3/16/2016

Review: 'Eye In The Sky' Starring Helen Mirren, Alan Rickman, Aaron Paul, And Barkhad Abdi


In case you didn't know, warfare is no longer about ace fighter pilots or troops crawling through muddy battlefields. In today's military, combat operations are conducted from trailers in the Nevada desert, the deathblow dealt by an officer's push of a button or swivel of a joystick, but not until the command has come down from some faceless politician thousands of miles away. Accountability at either end of the kill order is about as close to zero as one can get. In case you didn't know any of that, Hollywood has been making sure to get that point across with multiple films on the proliferation of drone warfare. Gavin Hood's Eye in the Sky is just the latest film to send the familiar warnings, but it does something a little different by presenting the complicated web of maneuvers it takes before the final call is made to strike.

The result is a film that is timely, certainly relevant, but as a thriller it gets bogged down in minutiae that may be authentic but isn't always entertaining.  Screenwriter Guy Hibbert has delivered a concise yet meaty screenplay which effectively juggles multiple characters in multiple military and political scenarios. Helen Mirren plays Commander Katherine Powell, who rigidly leads a joint U.K./U.S. operation to capture radicalized British terrorist Aisha Al Hady (Lex King) who has joined up with Al Shabaab. Powell's mission includes drone surveillance piloted by Steve Watts (Aaron Paul) and his idealistic young partner, Carrie (Phoebe Fox), holed up in a bunker somewhere in Las Vegas. When the drone reveals that Hady is meeting up with high-level officers in the terrorist group, the decision to wipe them all out with an air strike is made. But first it must go through all of the necessary political channels, which is when Lieutenant General Frank Benson (the late Alan Rickman) comes in, haggling with different officials who are all trying to cover their own asses legally while watching everything unfold live.

If Hibbert and Hood's goal was to show the culture of bureaucratic stonewalling that comes with these life and death decisions, then they've more than succeeded.
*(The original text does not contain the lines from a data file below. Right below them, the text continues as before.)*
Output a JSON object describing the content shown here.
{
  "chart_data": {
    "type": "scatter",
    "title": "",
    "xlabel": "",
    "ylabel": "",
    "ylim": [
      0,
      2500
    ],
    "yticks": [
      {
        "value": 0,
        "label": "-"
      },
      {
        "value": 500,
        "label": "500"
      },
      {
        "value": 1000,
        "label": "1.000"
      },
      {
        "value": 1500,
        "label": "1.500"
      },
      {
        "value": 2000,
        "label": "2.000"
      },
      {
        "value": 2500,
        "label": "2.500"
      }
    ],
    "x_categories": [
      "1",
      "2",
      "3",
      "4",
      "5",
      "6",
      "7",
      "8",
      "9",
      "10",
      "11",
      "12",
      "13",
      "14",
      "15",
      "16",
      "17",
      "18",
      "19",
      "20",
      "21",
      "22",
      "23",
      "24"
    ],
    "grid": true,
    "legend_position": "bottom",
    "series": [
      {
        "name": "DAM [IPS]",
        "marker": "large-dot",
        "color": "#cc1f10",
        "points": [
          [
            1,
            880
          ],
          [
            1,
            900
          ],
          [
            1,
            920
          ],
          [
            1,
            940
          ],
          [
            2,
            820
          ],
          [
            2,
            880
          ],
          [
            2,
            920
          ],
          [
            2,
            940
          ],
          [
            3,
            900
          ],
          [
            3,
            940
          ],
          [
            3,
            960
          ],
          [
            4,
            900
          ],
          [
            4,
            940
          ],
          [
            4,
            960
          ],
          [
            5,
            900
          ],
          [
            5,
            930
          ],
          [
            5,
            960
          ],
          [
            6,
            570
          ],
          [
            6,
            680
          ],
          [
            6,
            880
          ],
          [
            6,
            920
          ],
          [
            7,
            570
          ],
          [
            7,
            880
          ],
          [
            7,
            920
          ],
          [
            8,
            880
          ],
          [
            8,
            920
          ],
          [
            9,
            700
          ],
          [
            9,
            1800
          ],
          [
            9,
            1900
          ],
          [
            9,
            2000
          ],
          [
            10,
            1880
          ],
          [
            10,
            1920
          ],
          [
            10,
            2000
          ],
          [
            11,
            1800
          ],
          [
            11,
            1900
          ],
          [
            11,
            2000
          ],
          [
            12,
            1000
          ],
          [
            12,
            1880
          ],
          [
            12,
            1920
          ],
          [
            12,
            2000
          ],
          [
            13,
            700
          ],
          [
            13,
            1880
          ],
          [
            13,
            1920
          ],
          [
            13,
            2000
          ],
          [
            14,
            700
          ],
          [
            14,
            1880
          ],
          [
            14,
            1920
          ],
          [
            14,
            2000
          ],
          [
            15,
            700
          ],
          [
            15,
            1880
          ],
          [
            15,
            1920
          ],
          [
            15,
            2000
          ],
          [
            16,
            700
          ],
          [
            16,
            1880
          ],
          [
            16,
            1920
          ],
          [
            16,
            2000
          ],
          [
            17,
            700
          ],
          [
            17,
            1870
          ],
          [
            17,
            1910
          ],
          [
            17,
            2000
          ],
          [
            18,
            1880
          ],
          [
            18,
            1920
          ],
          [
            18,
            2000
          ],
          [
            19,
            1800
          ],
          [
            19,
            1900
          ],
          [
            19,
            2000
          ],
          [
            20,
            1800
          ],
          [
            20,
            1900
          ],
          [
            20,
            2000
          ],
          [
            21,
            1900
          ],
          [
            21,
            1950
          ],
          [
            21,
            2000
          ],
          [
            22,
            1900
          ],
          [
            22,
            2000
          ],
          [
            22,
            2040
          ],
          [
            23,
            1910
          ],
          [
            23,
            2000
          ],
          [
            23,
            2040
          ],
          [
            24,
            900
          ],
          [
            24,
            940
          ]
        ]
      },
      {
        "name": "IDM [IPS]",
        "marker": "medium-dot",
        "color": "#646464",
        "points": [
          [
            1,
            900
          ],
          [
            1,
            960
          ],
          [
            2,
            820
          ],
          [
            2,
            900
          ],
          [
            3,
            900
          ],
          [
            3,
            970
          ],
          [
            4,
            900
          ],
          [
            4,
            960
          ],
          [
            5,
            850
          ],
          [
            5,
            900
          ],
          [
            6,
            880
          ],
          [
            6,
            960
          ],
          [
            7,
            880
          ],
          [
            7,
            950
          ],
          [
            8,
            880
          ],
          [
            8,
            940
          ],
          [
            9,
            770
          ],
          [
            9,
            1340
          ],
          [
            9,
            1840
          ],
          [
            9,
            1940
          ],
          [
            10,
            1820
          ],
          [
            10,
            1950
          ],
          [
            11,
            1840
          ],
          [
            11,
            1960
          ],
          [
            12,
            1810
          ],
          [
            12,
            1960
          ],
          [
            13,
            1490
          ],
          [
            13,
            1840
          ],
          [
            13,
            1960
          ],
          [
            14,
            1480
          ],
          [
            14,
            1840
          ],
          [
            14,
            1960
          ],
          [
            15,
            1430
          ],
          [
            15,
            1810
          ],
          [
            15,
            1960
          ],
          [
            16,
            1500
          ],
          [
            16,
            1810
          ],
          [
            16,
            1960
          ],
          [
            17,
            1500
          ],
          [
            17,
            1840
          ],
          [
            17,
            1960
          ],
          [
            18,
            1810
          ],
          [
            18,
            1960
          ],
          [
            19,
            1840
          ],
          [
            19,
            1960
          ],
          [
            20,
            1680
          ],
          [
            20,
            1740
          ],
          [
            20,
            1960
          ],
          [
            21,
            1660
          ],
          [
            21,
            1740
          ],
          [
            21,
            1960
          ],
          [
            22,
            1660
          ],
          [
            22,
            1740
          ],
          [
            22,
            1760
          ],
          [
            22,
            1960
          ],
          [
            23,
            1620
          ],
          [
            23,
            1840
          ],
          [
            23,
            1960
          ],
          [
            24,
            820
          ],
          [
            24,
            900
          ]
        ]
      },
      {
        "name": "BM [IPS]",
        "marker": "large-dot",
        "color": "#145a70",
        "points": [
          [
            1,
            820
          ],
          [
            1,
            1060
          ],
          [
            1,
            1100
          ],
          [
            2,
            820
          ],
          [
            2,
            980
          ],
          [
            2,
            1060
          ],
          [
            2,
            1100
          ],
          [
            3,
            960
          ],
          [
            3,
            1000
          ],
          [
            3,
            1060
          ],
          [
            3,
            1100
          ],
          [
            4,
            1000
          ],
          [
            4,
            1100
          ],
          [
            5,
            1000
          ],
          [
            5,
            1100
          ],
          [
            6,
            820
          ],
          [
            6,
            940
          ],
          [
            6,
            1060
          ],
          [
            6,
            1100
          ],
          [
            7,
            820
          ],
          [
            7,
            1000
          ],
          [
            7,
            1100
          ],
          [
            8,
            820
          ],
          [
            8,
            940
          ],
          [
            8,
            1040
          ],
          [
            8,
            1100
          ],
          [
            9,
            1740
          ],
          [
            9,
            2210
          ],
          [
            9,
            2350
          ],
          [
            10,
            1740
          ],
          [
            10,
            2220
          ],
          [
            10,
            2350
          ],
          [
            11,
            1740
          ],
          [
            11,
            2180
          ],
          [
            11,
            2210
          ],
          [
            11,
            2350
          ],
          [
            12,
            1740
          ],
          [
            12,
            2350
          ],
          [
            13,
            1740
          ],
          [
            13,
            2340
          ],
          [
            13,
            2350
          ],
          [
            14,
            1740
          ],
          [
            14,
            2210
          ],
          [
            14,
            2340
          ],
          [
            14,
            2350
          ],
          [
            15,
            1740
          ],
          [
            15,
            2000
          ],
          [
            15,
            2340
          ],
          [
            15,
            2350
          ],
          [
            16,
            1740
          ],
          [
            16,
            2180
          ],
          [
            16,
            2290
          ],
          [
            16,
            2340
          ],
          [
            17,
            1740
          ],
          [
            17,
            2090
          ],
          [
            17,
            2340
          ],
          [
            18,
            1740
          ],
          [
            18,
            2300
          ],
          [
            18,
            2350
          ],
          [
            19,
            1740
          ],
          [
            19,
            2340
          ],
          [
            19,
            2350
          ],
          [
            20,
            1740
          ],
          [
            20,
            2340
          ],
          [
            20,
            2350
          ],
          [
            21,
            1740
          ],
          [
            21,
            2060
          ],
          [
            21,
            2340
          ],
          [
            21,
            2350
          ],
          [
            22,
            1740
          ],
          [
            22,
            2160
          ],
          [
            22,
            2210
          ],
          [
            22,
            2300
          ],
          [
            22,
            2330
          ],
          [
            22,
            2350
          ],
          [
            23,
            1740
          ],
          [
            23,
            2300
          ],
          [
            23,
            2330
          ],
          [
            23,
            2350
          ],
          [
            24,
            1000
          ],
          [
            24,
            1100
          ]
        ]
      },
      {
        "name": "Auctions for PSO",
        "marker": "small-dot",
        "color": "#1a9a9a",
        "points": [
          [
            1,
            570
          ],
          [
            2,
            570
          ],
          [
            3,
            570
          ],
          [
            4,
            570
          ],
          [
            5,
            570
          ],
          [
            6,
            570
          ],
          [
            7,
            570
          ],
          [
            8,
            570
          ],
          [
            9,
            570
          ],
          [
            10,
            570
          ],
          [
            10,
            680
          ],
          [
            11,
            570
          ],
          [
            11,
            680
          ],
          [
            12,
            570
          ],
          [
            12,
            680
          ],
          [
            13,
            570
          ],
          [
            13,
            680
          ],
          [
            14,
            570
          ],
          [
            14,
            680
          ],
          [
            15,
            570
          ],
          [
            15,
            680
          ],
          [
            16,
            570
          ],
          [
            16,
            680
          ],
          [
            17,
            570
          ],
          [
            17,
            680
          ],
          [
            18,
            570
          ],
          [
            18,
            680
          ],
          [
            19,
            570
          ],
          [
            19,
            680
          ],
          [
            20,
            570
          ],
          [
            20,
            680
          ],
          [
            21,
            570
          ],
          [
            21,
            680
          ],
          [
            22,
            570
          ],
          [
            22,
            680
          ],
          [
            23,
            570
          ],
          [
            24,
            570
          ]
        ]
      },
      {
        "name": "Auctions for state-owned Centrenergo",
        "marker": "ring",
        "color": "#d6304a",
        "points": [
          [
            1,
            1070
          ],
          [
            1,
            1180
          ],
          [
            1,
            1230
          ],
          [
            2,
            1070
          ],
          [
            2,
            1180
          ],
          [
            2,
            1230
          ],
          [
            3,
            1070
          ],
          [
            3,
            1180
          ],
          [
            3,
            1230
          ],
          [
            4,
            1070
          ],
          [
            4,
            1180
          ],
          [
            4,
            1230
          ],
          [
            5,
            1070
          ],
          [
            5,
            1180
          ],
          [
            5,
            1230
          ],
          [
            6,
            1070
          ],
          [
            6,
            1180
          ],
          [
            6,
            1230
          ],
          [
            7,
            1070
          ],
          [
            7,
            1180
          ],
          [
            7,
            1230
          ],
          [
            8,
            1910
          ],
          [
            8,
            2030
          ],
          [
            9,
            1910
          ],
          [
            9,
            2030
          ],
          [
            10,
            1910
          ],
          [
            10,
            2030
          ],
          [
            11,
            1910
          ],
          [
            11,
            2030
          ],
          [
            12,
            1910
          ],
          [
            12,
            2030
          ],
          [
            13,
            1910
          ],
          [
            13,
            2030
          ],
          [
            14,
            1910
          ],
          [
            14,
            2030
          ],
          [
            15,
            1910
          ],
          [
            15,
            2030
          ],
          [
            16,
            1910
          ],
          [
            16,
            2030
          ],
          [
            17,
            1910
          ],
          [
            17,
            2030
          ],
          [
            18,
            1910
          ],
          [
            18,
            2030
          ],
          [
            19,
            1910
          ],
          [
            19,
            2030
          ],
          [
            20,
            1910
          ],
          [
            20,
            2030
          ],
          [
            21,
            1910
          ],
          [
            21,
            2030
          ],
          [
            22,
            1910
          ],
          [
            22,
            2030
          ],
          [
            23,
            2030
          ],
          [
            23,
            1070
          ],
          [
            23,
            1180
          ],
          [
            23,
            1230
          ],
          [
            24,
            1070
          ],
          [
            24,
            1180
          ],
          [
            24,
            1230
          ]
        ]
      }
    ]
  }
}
While the "kill" order has been given, there's collateral damage to consider and much of the film is spent watching analysts calculate the warhead's blast radius. Lawyers are called in to figure what the proper rules of engagement are, phone calls are made to U.S. heads of state who don't seem to much care; the whole thing is a trainwreck where split-second decisions of military importance go to die. But in the midst of all this hand-wringing events unfold on the ground where agents (Oscar-nominee Barkhad Abdi plays one) are putting their lives in danger to secure the proper intel. Abdi proves to be the film's heart and soul, whose sure-footed actions to save one potential victim's life injects a bit of sanity into the process.

To make its point the film does what most of these drone movies do, and that's posit a situation that is highly improbable if not downright impossible. And that opens up the door to a great deal of cornball philosophizing from those on every side of the issue, with all of them given ample time to make their points very clear. In that kind of environment, the analytical and the emotional are presented as being constantly at loggerheads, but that is pretty much the point of what Eye in the Sky is saying, and despite going a little overboard in saying it, the conversation the film should spark is well worth it.